I reached out to Allen Godfrey, the Executive Director of the Mississippi Gaming Commission, to get a few short quotes on what the state of Mississippi can expect if PASPA is declared unconstitutional.
Gary: How long has the Mississippi Gaming Commission been paying attention to this case?
Allen: Mississippi has been following this case since it was filed.
Gary: Was there ever a time that the state of Mississippi thought about filing this lawsuit themselves?
Allen: I cannot speak for the Attorney General, but the Mississippi Gaming Commission did not discuss it.
Gary: Have there been any studies done into what the economic impact of legalized sports gambling could be on the state? If so, can you give us an idea of the numbers?
Allen: I am not aware of any economic studies done, but the assumption is the additional foot traffic would be a plus for the existing operators.
Gary: What all legal steps would have to occur, if PASPA is declared unconstitutional, for Mississippi to start allowing sports gambling?
Allen: Due to recent legislation and the way that I interpret the language, someone would have to file an application and we would approve it
Gary: How quickly would casinos be able to setup sportsbooks, and is it possible that mobile gaming would be allowed across the state?

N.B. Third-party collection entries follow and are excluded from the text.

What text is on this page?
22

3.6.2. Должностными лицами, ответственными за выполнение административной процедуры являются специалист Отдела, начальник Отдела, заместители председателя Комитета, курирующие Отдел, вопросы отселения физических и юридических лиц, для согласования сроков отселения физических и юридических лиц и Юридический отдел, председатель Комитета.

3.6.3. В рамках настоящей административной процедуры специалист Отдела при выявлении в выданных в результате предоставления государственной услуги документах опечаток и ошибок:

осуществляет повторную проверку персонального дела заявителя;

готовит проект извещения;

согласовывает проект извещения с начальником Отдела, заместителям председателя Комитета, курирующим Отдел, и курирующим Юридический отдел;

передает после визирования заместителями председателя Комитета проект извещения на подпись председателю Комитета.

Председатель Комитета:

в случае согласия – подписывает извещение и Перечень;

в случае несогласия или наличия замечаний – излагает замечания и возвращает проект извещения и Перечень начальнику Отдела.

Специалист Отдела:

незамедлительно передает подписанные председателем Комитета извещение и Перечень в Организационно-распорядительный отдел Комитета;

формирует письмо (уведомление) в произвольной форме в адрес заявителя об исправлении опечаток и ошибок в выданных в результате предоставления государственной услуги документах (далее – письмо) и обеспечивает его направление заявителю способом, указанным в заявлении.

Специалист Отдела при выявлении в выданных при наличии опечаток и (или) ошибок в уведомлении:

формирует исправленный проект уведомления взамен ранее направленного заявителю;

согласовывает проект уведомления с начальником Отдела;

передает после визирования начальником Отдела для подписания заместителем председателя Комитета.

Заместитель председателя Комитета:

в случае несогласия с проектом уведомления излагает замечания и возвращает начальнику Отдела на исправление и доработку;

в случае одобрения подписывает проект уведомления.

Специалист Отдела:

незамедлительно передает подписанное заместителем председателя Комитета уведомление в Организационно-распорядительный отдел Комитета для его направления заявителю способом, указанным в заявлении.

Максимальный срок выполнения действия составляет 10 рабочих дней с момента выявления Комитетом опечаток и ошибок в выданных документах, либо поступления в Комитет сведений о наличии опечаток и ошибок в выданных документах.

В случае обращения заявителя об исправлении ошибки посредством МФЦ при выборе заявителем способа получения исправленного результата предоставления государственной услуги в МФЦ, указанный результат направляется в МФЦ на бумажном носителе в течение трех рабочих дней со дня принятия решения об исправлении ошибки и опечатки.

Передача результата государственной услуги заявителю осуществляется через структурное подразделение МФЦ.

Allen: You would have to ask the operators how quickly they can get up and running and, unless the statute is changed, mobile gaming outside of the licensed location would not be allowed.
I believe that sports gambling will be able to be legalized on a state-by-state basis.
The question then becomes this: how much will it change offshore habits of current gamblers?
If gambling from your home is not available, how much of a difference will it make? Inside the city limits of Las Vegas, CG Technology has an app available where you place wagers on games from your cell phone wherever you are.
Mobile gambling could be a big portion of revenue for sportsbooks inside each state. Not everyone will want to head to a casino’s sportsbook. But, as Godfrey told me, “the additional foot traffic would be a plus for existing operators.”
More people will start heading to sportsbooks on weekends to watch the games. I know that I will be doing that, for sure. The amount of money that could be brought in on just the Super Bowl and March Madness would be worth putting in standalone sportsbooks. But the aspect of being able to gamble on your own devices is going to be huge. It’s why Amazon has become one of the biggest companies in the world. It’s why Netflix is so big. People want to do things on their own terms.
The first step – the legalization of sports gambling – is headed in the right direction. The next step will be working towards legalizing mobile sports gambling.